Personal information
- Full name: Heitor Martinho de Souza
- Date of birth: 3 March 1942
- Place of birth: São Francisco do Sul, Brazil
- Date of death: 11 February 2001 (aged 58)
- Place of death: Balneário Barra do Sul, Brazil
- Height: 1.62 m (5 ft 4 in)
- Position: Right winger

Senior career*
- Years: Team / Apps / (Gls)
- 1961–1962: Fluminense-SC [pt]
- 1962–1965: Marcílio Dias
- 1965–1972: Portuguesa / 242 / (56)
- 1973–1974: São Paulo / 30 / (3)
- 1976–1978: Joinville

= Ratinho (footballer, born 1942) =

Brazilian footballer

Heitor Martinho de Souza (3 March 1942 – 11 February 2001), better known as Ratinho, was a Brazilian professional footballer who played as a right winger.

==Career==

Ratinho (little mouse), a nickname given to the fact that the player was fast and daring, began his professional career at Fluminense de Joinville.
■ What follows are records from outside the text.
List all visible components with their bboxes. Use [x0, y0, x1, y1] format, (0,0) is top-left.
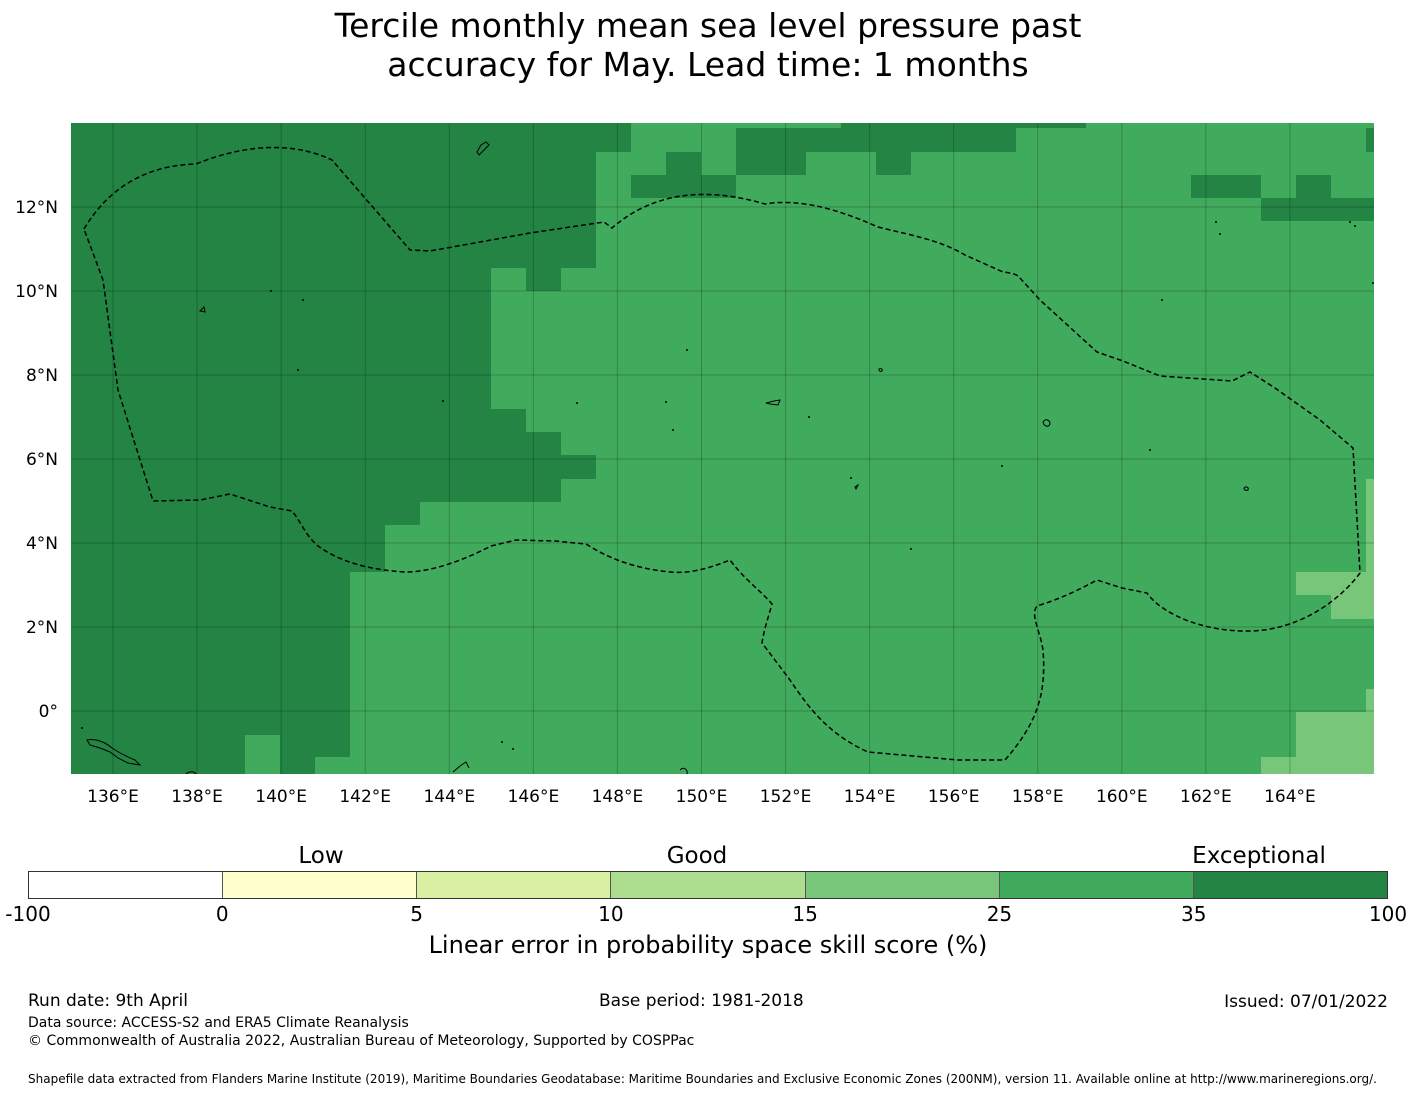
x-tick-label: 152°E	[760, 787, 812, 807]
x-tick-label: 136°E	[87, 787, 139, 807]
colorbar-tick-label: 15	[792, 902, 818, 926]
skill-region-good-cell	[1366, 479, 1374, 572]
y-tick-labels: 0° 2°N 4°N 6°N 8°N 10°N 12°N	[15, 198, 58, 722]
colorbar-tick-label: 5	[410, 902, 423, 926]
x-tick-label: 160°E	[1096, 787, 1148, 807]
skill-region-exceptional-cell	[1261, 198, 1374, 221]
colorbar-tick-label: 25	[986, 902, 1013, 926]
colorbar-tick-label: 100	[1368, 902, 1408, 926]
skill-region-exceptional-cell	[1296, 175, 1331, 198]
shapefile-attribution: Shapefile data extracted from Flanders M…	[28, 1072, 1377, 1086]
gridlines	[71, 123, 1374, 774]
category-label-good: Good	[666, 843, 728, 869]
data-source: Data source: ACCESS-S2 and ERA5 Climate …	[28, 1015, 409, 1031]
x-tick-label: 162°E	[1180, 787, 1232, 807]
colorbar	[28, 871, 1388, 899]
colorbar-segment	[29, 872, 223, 898]
y-tick-label: 2°N	[26, 618, 58, 638]
category-label-low: Low	[298, 843, 344, 869]
x-tick-labels: 136°E 138°E 140°E 142°E 144°E 146°E 148°E 150°E…	[87, 787, 1316, 807]
x-tick-label: 142°E	[339, 787, 391, 807]
x-tick-label: 158°E	[1012, 787, 1064, 807]
x-tick-label: 146°E	[508, 787, 560, 807]
issued-date: Issued: 07/01/2022	[1224, 992, 1388, 1012]
colorbar-segment	[804, 872, 999, 898]
skill-region-exceptional-north	[736, 123, 1086, 175]
y-tick-label: 8°N	[26, 366, 58, 386]
y-tick-label: 10°N	[15, 282, 58, 302]
colorbar-tick-label: 0	[215, 902, 229, 926]
skill-region-exceptional-west	[71, 123, 631, 774]
island-dots	[81, 221, 1374, 750]
title-line-1: Tercile monthly mean sea level pressure …	[334, 6, 1082, 45]
y-tick-label: 0°	[39, 702, 58, 722]
colorbar-segment	[1192, 872, 1387, 898]
colorbar-tick-label: 10	[598, 902, 624, 926]
chart-title: Tercile monthly mean sea level pressure …	[0, 6, 1416, 84]
colorbar-segment	[416, 872, 611, 898]
island-outlines	[86, 141, 1249, 774]
y-tick-label: 12°N	[15, 198, 58, 218]
map-area	[71, 123, 1374, 774]
x-tick-label: 150°E	[676, 787, 728, 807]
copyright: © Commonwealth of Australia 2022, Austra…	[28, 1033, 695, 1049]
skill-region-good-east	[1296, 572, 1374, 619]
y-tick-label: 4°N	[26, 534, 58, 554]
skill-region-good-southeast	[1261, 689, 1374, 774]
run-date: Run date: 9th April	[28, 991, 188, 1011]
title-line-2: accuracy for May. Lead time: 1 months	[387, 45, 1029, 84]
x-tick-label: 138°E	[171, 787, 223, 807]
skill-region-exceptional-cell	[631, 175, 736, 198]
eez-boundary	[83, 146, 1361, 761]
skill-region-exceptional-cell	[1191, 175, 1261, 198]
category-label-exceptional: Exceptional	[1192, 843, 1326, 869]
colorbar-segment	[610, 872, 805, 898]
x-tick-label: 144°E	[423, 787, 475, 807]
colorbar-segment	[998, 872, 1193, 898]
x-tick-label: 156°E	[928, 787, 980, 807]
x-tick-label: 148°E	[592, 787, 644, 807]
colorbar-tick-label: 35	[1180, 902, 1207, 926]
skill-region-exceptional-cell	[1366, 128, 1374, 152]
colorbar-title: Linear error in probability space skill …	[428, 931, 988, 959]
colorbar-tick-label: -100	[5, 902, 51, 926]
y-tick-label: 6°N	[26, 450, 58, 470]
x-tick-label: 154°E	[844, 787, 896, 807]
base-period: Base period: 1981-2018	[599, 991, 804, 1011]
skill-map: 136°E 138°E 140°E 142°E 144°E 146°E 148°E 150°E…	[15, 123, 1374, 807]
x-tick-label: 140°E	[255, 787, 307, 807]
x-tick-label: 164°E	[1264, 787, 1316, 807]
colorbar-segment	[222, 872, 417, 898]
skill-region-exceptional-cell	[666, 152, 701, 175]
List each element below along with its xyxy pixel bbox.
In 1962 he arrived at Marcílio Dias, being part of the state champion squad in 1963. He arrived at Portuguesa in 1966 and made 242 appearances for the club, scoring 56 goals. After disagreements with the president of Portuguesa, Oswaldo Texeira Duarte, he went to São Paulo, where he played little, mostly as a substitute, making 30 appearances and scoring just 3 goals. In 1976, he was one of the first reinforcements of the recently created Joinville EC (after the merger between América and Caxias), being state champion in 1976 and 1978. After retiring, he worked as the club's football director.

==Honours==

- Marcílio Dias
- Campeonato Catarinense: 1963

- Joinville
- Campeonato Catarinense: 1976, 1978

==Death==

Ratinho died in a car accident on 11 February 2001, in Balneário Barra do Sul, Santa Catarina.